En Argentine, le cinéma traverse une période très difficile, car le pays a perdu beaucoup
d’opportunités à cause de la dévaluation de la monnaie. Les subventions que l’État octroyait
à la production cinématographique ont nettement diminué durant la dernière décennie.
Vous avez réalisé 18 longs-métrages, dont la moitié en coproduction avec des pays
africains. Qu’est-ce qui rend ces collaborations essentielles pour vous ?

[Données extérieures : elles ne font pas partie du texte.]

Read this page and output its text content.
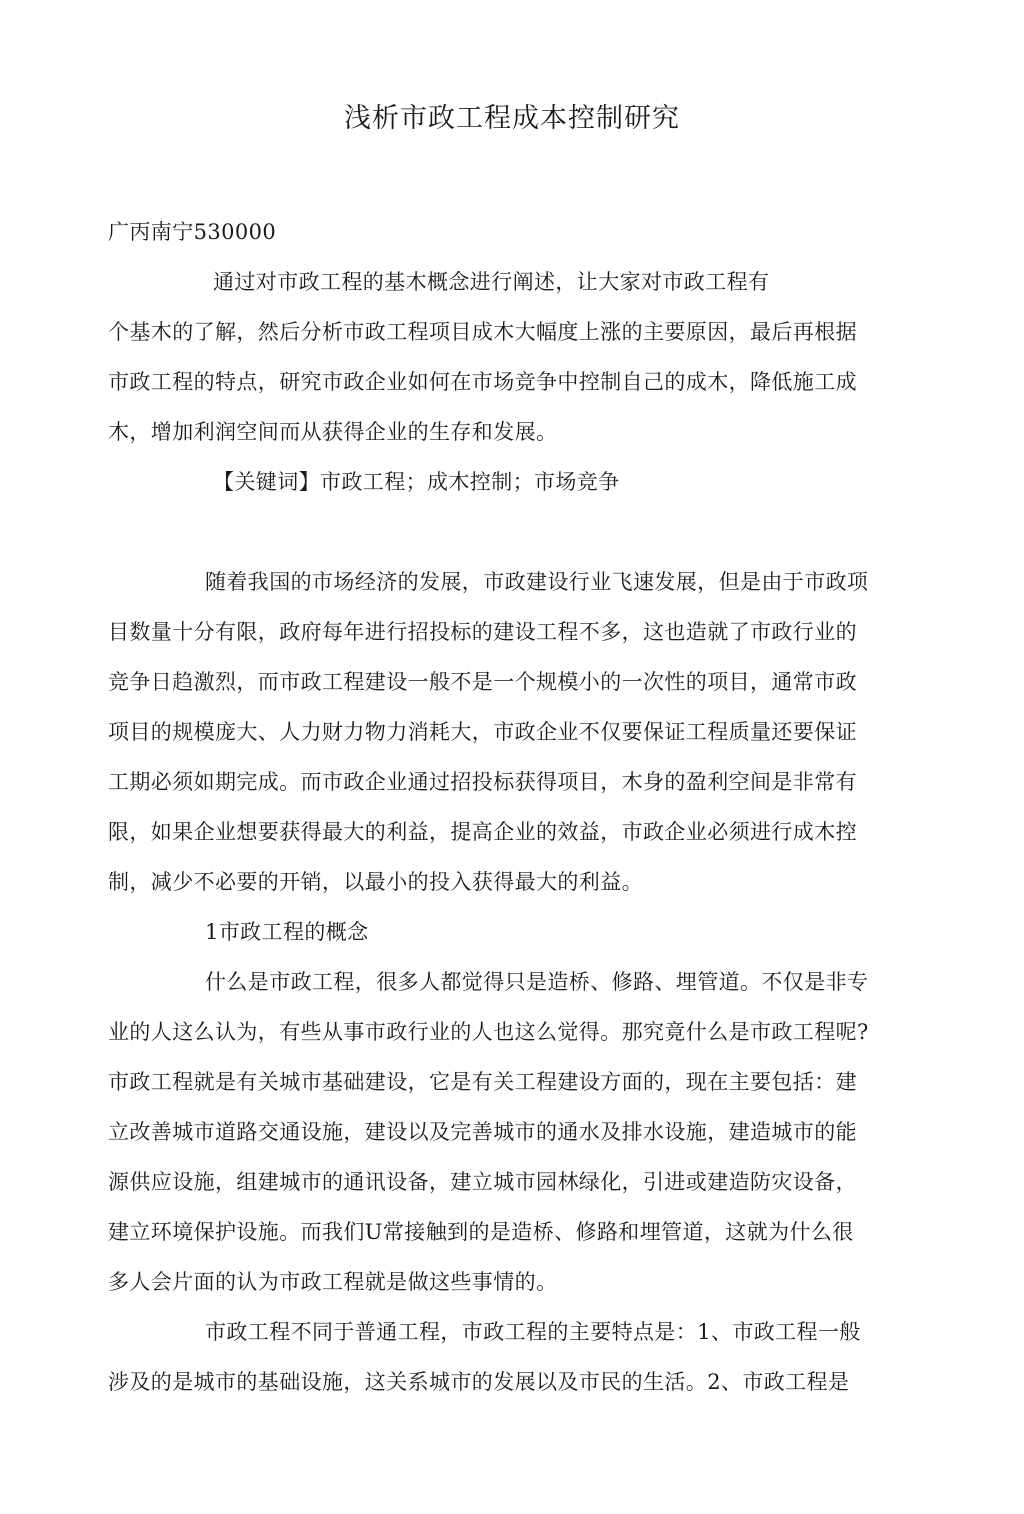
浅析市政工程成本控制研究

广丙南宁530000

通过对市政工程的基木概念进行阐述，让大家对市政工程有

个基木的了解，然后分析市政工程项目成木大幅度上涨的主要原因，最后再根据

市政工程的特点，研究市政企业如何在市场竞争中控制自己的成木，降低施工成

木，增加利润空间而从获得企业的生存和发展。

【关键词】市政工程；成木控制；市场竞争

随着我国的市场经济的发展，市政建设行业飞速发展，但是由于市政项

目数量十分有限，政府每年进行招投标的建设工程不多，这也造就了市政行业的

竞争日趋激烈，而市政工程建设一般不是一个规模小的一次性的项目，通常市政

项目的规模庞大、人力财力物力消耗大，市政企业不仅要保证工程质量还要保证

工期必须如期完成。而市政企业通过招投标获得项目，木身的盈利空间是非常有

限，如果企业想要获得最大的利益，提高企业的效益，市政企业必须进行成木控

制，减少不必要的开销，以最小的投入获得最大的利益。

1市政工程的概念

什么是市政工程，很多人都觉得只是造桥、修路、埋管道。不仅是非专

业的人这么认为，有些从事市政行业的人也这么觉得。那究竟什么是市政工程呢?

市政工程就是有关城市基础建设，它是有关工程建设方面的，现在主要包括：建

立改善城市道路交通设施，建设以及完善城市的通水及排水设施，建造城市的能

源供应设施，组建城市的通讯设备，建立城市园林绿化，引进或建造防灾设备，

建立环境保护设施。而我们U常接触到的是造桥、修路和埋管道，这就为什么很

多人会片面的认为市政工程就是做这些事情的。

市政工程不同于普通工程，市政工程的主要特点是：1、市政工程一般

涉及的是城市的基础设施，这关系城市的发展以及市民的生活。2、市政工程是
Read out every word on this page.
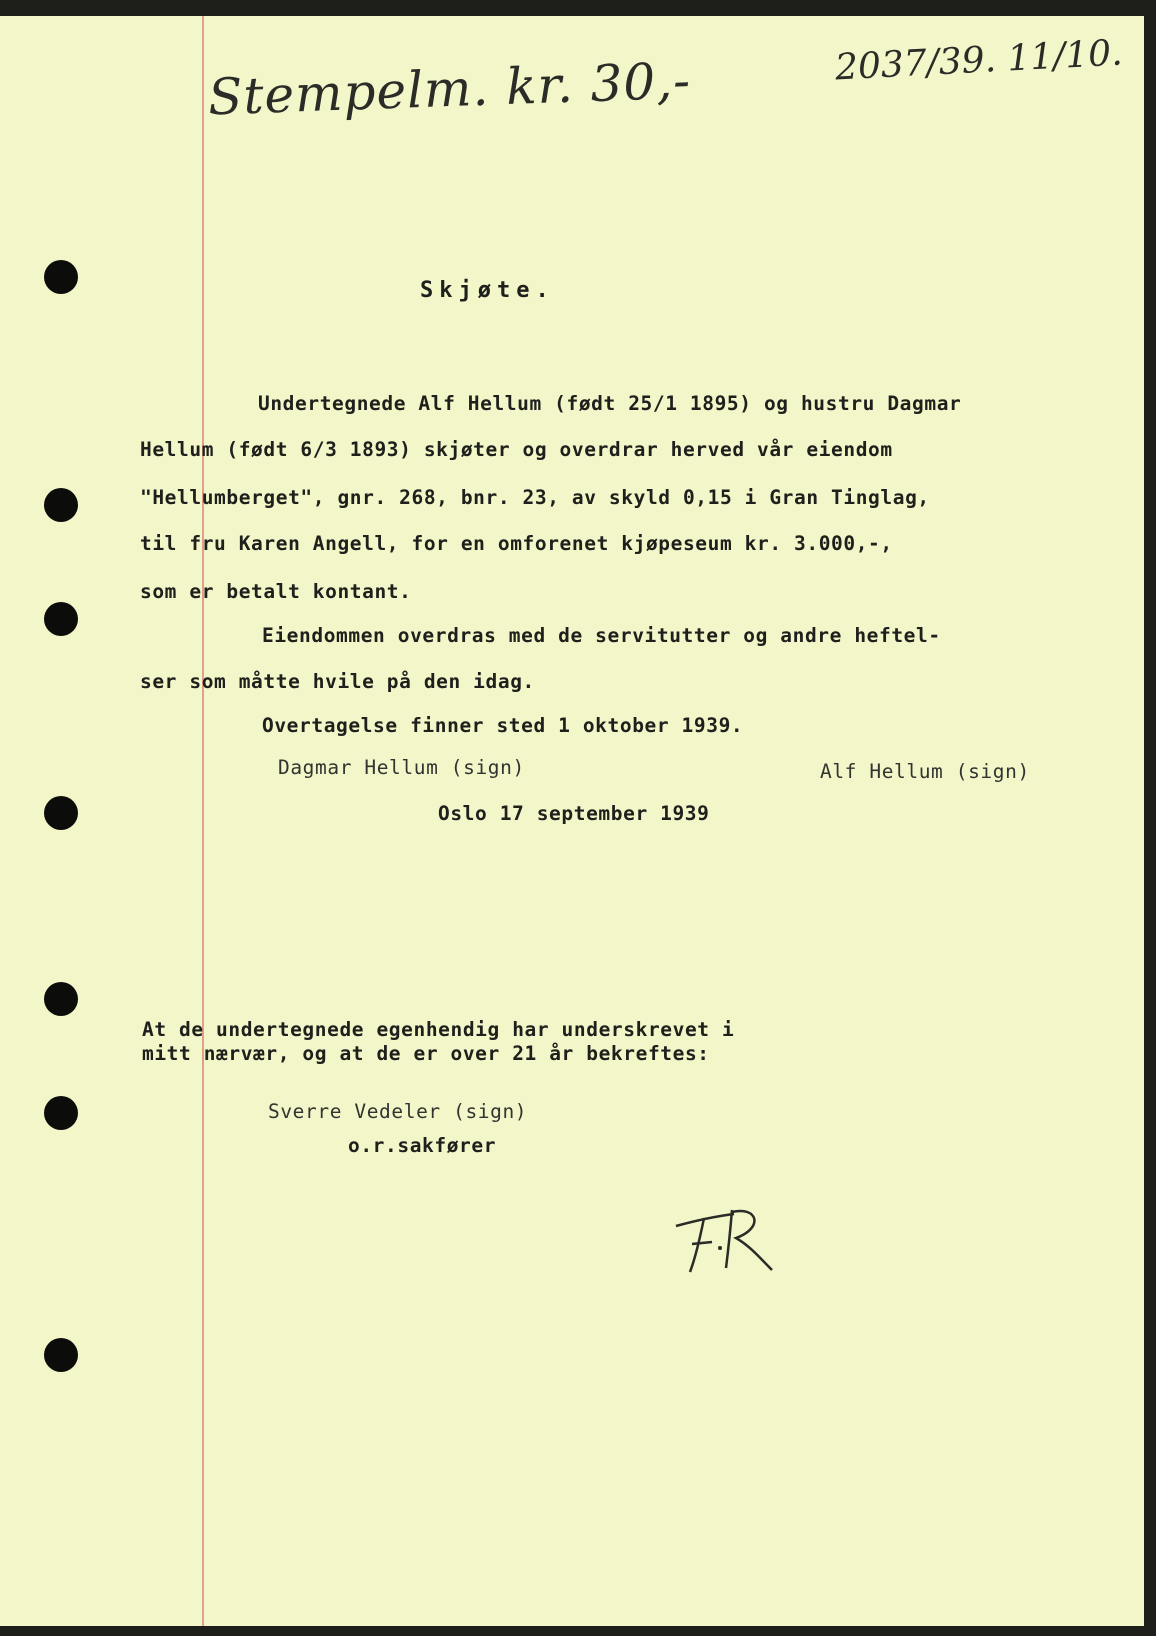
Stempelm. kr. 30,-	2037/39. 11/10.
Skjøte.
Undertegnede Alf Hellum (født 25/1 1895) og hustru Dagmar
Hellum (født 6/3 1893) skjøter og overdrar herved vår eiendom
"Hellumberget", gnr. 268, bnr. 23, av skyld 0,15 i Gran Tinglag,
til fru Karen Angell, for en omforenet kjøpeseum kr. 3.000,-,
som er betalt kontant.
Eiendommen overdras med de servitutter og andre heftel-
ser som måtte hvile på den idag.
Overtagelse finner sted 1 oktober 1939.
Dagmar Hellum (sign)	Alf Hellum (sign)
Oslo 17 september 1939
At de undertegnede egenhendig har underskrevet i
mitt nærvær, og at de er over 21 år bekreftes:
Sverre Vedeler (sign)
o.r.sakfører
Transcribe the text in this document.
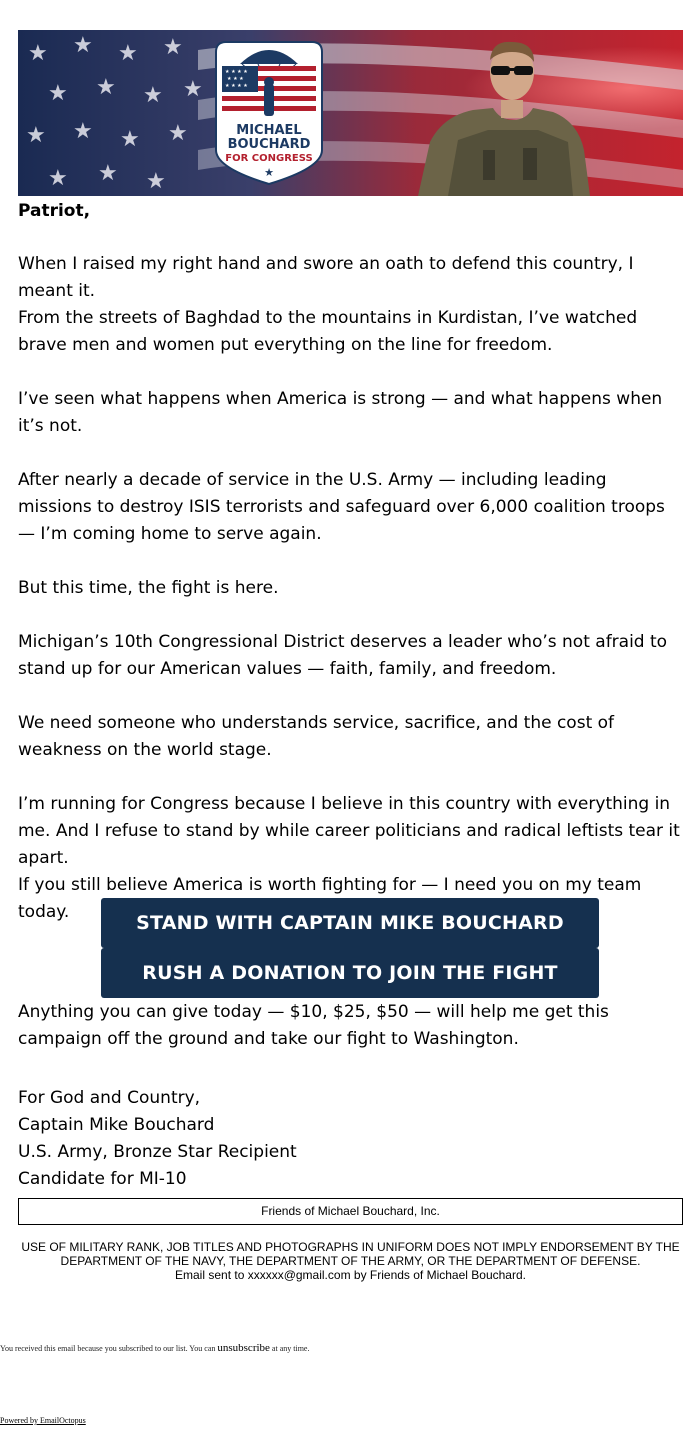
★ ★ ★ ★
★ ★ ★ ★
★ ★ ★ ★
★ ★ ★
★ ★ ★ ★
★ ★ ★
★ ★ ★ ★
MICHAEL
BOUCHARD
FOR CONGRESS
★
Patriot,
When I raised my right hand and swore an oath to defend this country, I meant it.
From the streets of Baghdad to the mountains in Kurdistan, I’ve watched brave men and women put everything on the line for freedom.
I’ve seen what happens when America is strong — and what happens when it’s not.
After nearly a decade of service in the U.S. Army — including leading missions to destroy ISIS terrorists and safeguard over 6,000 coalition troops — I’m coming home to serve again.
But this time, the fight is here.
Michigan’s 10th Congressional District deserves a leader who’s not afraid to stand up for our American values — faith, family, and freedom.
We need someone who understands service, sacrifice, and the cost of weakness on the world stage.
I’m running for Congress because I believe in this country with everything in me. And I refuse to stand by while career politicians and radical leftists tear it apart.
If you still believe America is worth fighting for — I need you on my team today.	STAND WITH CAPTAIN MIKE BOUCHARD
RUSH A DONATION TO JOIN THE FIGHT
Anything you can give today — $10, $25, $50 — will help me get this campaign off the ground and take our fight to Washington.
For God and Country,
Captain Mike Bouchard
U.S. Army, Bronze Star Recipient
Candidate for MI-10
Friends of Michael Bouchard, Inc.
USE OF MILITARY RANK, JOB TITLES AND PHOTOGRAPHS IN UNIFORM DOES NOT IMPLY ENDORSEMENT BY THE DEPARTMENT OF THE NAVY, THE DEPARTMENT OF THE ARMY, OR THE DEPARTMENT OF DEFENSE.
Email sent to xxxxxx@gmail.com by Friends of Michael Bouchard.
You received this email because you subscribed to our list. You can unsubscribe at any time.
Powered by EmailOctopus
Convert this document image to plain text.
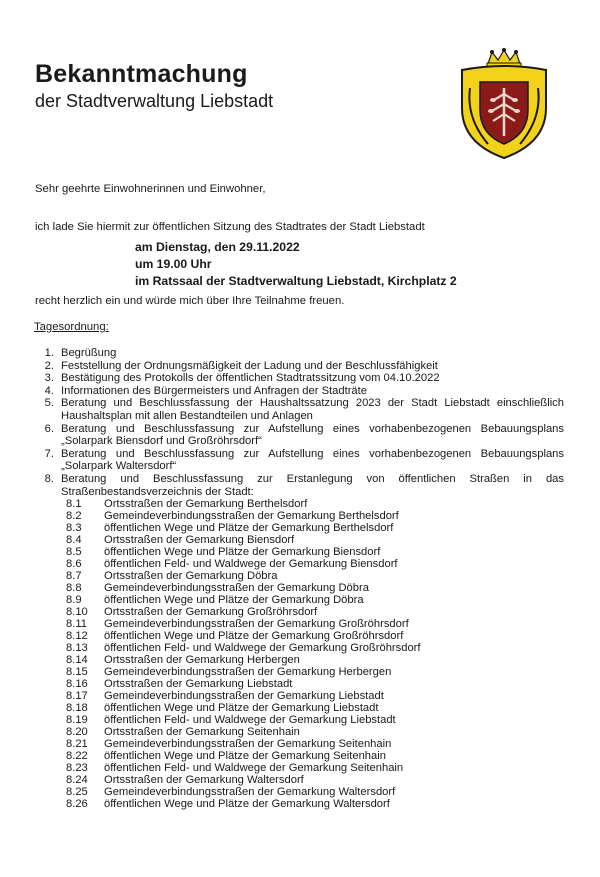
Bekanntmachung
der Stadtverwaltung Liebstadt
Sehr geehrte Einwohnerinnen und Einwohner,
ich lade Sie hiermit zur öffentlichen Sitzung des Stadtrates der Stadt Liebstadt
am Dienstag, den 29.11.2022
um 19.00 Uhr
im Ratssaal der Stadtverwaltung Liebstadt, Kirchplatz 2
recht herzlich ein und würde mich über Ihre Teilnahme freuen.
Tagesordnung:
1. Begrüßung
2. Feststellung der Ordnungsmäßigkeit der Ladung und der Beschlussfähigkeit
3. Bestätigung des Protokolls der öffentlichen Stadtratssitzung vom 04.10.2022
4. Informationen des Bürgermeisters und Anfragen der Stadträte
5. Beratung und Beschlussfassung der Haushaltssatzung 2023 der Stadt Liebstadt einschließlich Haushaltsplan mit allen Bestandteilen und Anlagen
6. Beratung und Beschlussfassung zur Aufstellung eines vorhabenbezogenen Bebauungsplans „Solarpark Biensdorf und Großröhrsdorf“
7. Beratung und Beschlussfassung zur Aufstellung eines vorhabenbezogenen Bebauungsplans „Solarpark Waltersdorf“
8. Beratung und Beschlussfassung zur Erstanlegung von öffentlichen Straßen in das Straßenbestandsverzeichnis der Stadt:
8.1	Ortsstraßen der Gemarkung Berthelsdorf
8.2	Gemeindeverbindungsstraßen der Gemarkung Berthelsdorf
8.3	öffentlichen Wege und Plätze der Gemarkung Berthelsdorf
8.4	Ortsstraßen der Gemarkung Biensdorf
8.5	öffentlichen Wege und Plätze der Gemarkung Biensdorf
8.6	öffentlichen Feld- und Waldwege der Gemarkung Biensdorf
8.7	Ortsstraßen der Gemarkung Döbra
8.8	Gemeindeverbindungsstraßen der Gemarkung Döbra
8.9	öffentlichen Wege und Plätze der Gemarkung Döbra
8.10	Ortsstraßen der Gemarkung Großröhrsdorf
8.11	Gemeindeverbindungsstraßen der Gemarkung Großröhrsdorf
8.12	öffentlichen Wege und Plätze der Gemarkung Großröhrsdorf
8.13	öffentlichen Feld- und Waldwege der Gemarkung Großröhrsdorf
8.14	Ortsstraßen der Gemarkung Herbergen
8.15	Gemeindeverbindungsstraßen der Gemarkung Herbergen
8.16	Ortsstraßen der Gemarkung Liebstadt
8.17	Gemeindeverbindungsstraßen der Gemarkung Liebstadt
8.18	öffentlichen Wege und Plätze der Gemarkung Liebstadt
8.19	öffentlichen Feld- und Waldwege der Gemarkung Liebstadt
8.20	Ortsstraßen der Gemarkung Seitenhain
8.21	Gemeindeverbindungsstraßen der Gemarkung Seitenhain
8.22	öffentlichen Wege und Plätze der Gemarkung Seitenhain
8.23	öffentlichen Feld- und Waldwege der Gemarkung Seitenhain
8.24	Ortsstraßen der Gemarkung Waltersdorf
8.25	Gemeindeverbindungsstraßen der Gemarkung Waltersdorf
8.26	öffentlichen Wege und Plätze der Gemarkung Waltersdorf
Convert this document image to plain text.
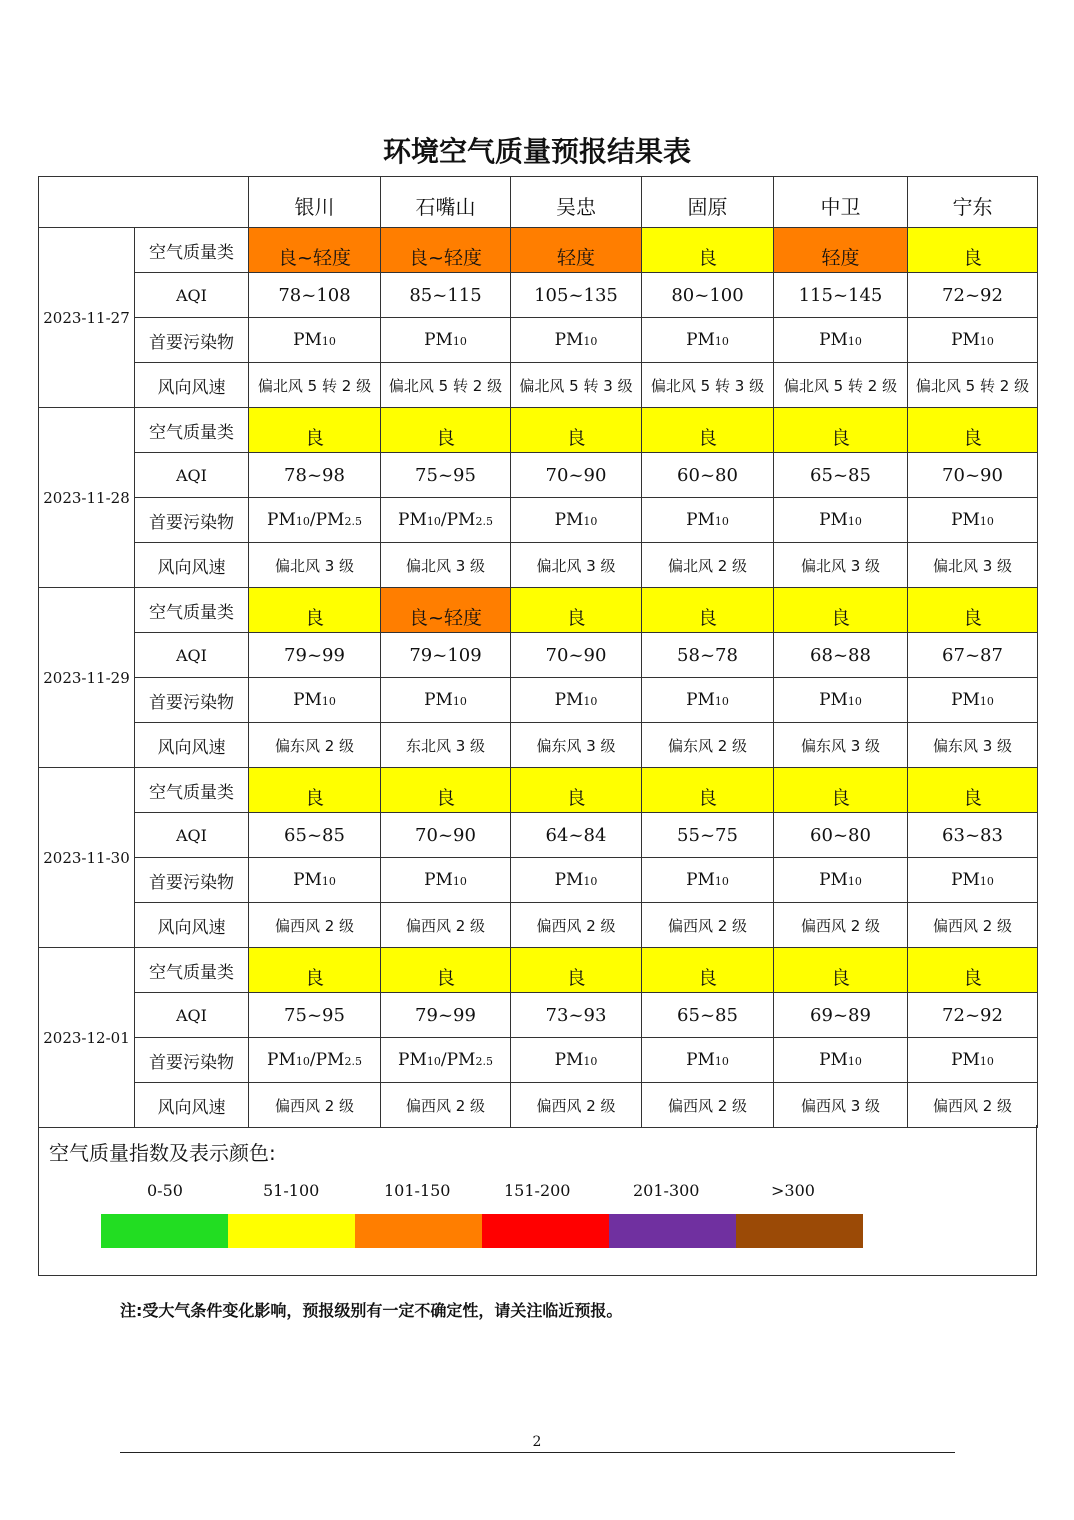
环境空气质量预报结果表
		银川	石嘴山	吴忠	固原	中卫	宁东
2023-11-27	空气质量类	良~轻度	良~轻度	轻度	良	轻度	良
	AQI	78~108	85~115	105~135	80~100	115~145	72~92
	首要污染物	PM10	PM10	PM10	PM10	PM10	PM10
	风向风速	偏北风 5 转 2 级	偏北风 5 转 2 级	偏北风 5 转 3 级	偏北风 5 转 3 级	偏北风 5 转 2 级	偏北风 5 转 2 级
2023-11-28	空气质量类	良	良	良	良	良	良
	AQI	78~98	75~95	70~90	60~80	65~85	70~90
	首要污染物	PM10/PM2.5	PM10/PM2.5	PM10	PM10	PM10	PM10
	风向风速	偏北风 3 级	偏北风 3 级	偏北风 3 级	偏北风 2 级	偏北风 3 级	偏北风 3 级
2023-11-29	空气质量类	良	良~轻度	良	良	良	良
	AQI	79~99	79~109	70~90	58~78	68~88	67~87
	首要污染物	PM10	PM10	PM10	PM10	PM10	PM10
	风向风速	偏东风 2 级	东北风 3 级	偏东风 3 级	偏东风 2 级	偏东风 3 级	偏东风 3 级
2023-11-30	空气质量类	良	良	良	良	良	良
	AQI	65~85	70~90	64~84	55~75	60~80	63~83
	首要污染物	PM10	PM10	PM10	PM10	PM10	PM10
	风向风速	偏西风 2 级	偏西风 2 级	偏西风 2 级	偏西风 2 级	偏西风 2 级	偏西风 2 级
2023-12-01	空气质量类	良	良	良	良	良	良
	AQI	75~95	79~99	73~93	65~85	69~89	72~92
	首要污染物	PM10/PM2.5	PM10/PM2.5	PM10	PM10	PM10	PM10
	风向风速	偏西风 2 级	偏西风 2 级	偏西风 2 级	偏西风 2 级	偏西风 3 级	偏西风 2 级
空气质量指数及表示颜色:
0-50	51-100	101-150	151-200	201-300	>300
注:受大气条件变化影响，预报级别有一定不确定性，请关注临近预报。
2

J’ai fait beaucoup de coproductions avec des pays africains, car je me sens africain. Je
présente au 12e AIFF, dans le cadre du panorama Sud-Sud, un documentaire intitulé
Maconge, la Córdoba africaine, en référence à la ville de Córdoba en Argentine, où
subsistent des traces de la population noire africaine qui fut réduite en esclavage durant la
période coloniale. Je cherche des liens entre l’Argentine et l’Afrique à travers les traces de
notre société.
Tout le monde croit que l’Argentine n’a aucune relation avec l’Afrique, alors qu’en
cherchant, on trouve beaucoup d'éléments. À titre d’exemple, ce sont des artistes africains de
Montevideo et Buenos Aires qui ont contribué à créer la musique et la danse du tango. J’ai
commencé à coproduire avec la Tunisie en 1990, puis avec le Cap-Vert, la Namibie et bien
d'autres pays.

Quelles difficultés rencontrez-vous dans la mise en place de coproductions Sud-Sud et
comment parvenez-vous à les surmonter ?
La coproduction est de plus en plus difficile à cause de la situation économique de
l’Argentine. Pourtant, elle demeure une grande solution pour le cinéma indépendant. Tout
dépend du choix du producteur et de son engagement à porter un film. Il faut aussi savoir
que la plupart des coproductions cinématographiques africaines se font avec des pays
européens, notamment la France, et très peu avec l’Amérique latine. Pourtant, les liens entre
nos continents sont incroyablement nombreux et nous avons beaucoup d’histoires similaires.
Que connaissez-vous de la culture algérienne et de son cinéma ?
L’Algérie occupe une place très importante dans l’imaginaire africain, d’abord pour sa
glorieuse Révolution et sa liberté arrachée haut la main. Le film La bataille d’Alger (1966) a
fait connaître l’Algérie dans le monde entier et lui a donné une place de premier rang dans le
cinéma africain.
Vous enseignez à l’Université du cinéma de Buenos Aires depuis 1992. En quoi votre
expérience africaine influence-t-elle votre pédagogie ?
Mon expérience en Afrique a beaucoup influencé mon parcours pédagogique. La magie du
continent et ses paysages naturels féeriques m’ont profondément marqué. Sa richesse
historique et sociologique m’a fait redécouvrir le cinéma d’auteur, la culture orale, l’héritage
millénaire et la grande sagesse présente dans les quatre coins du continent.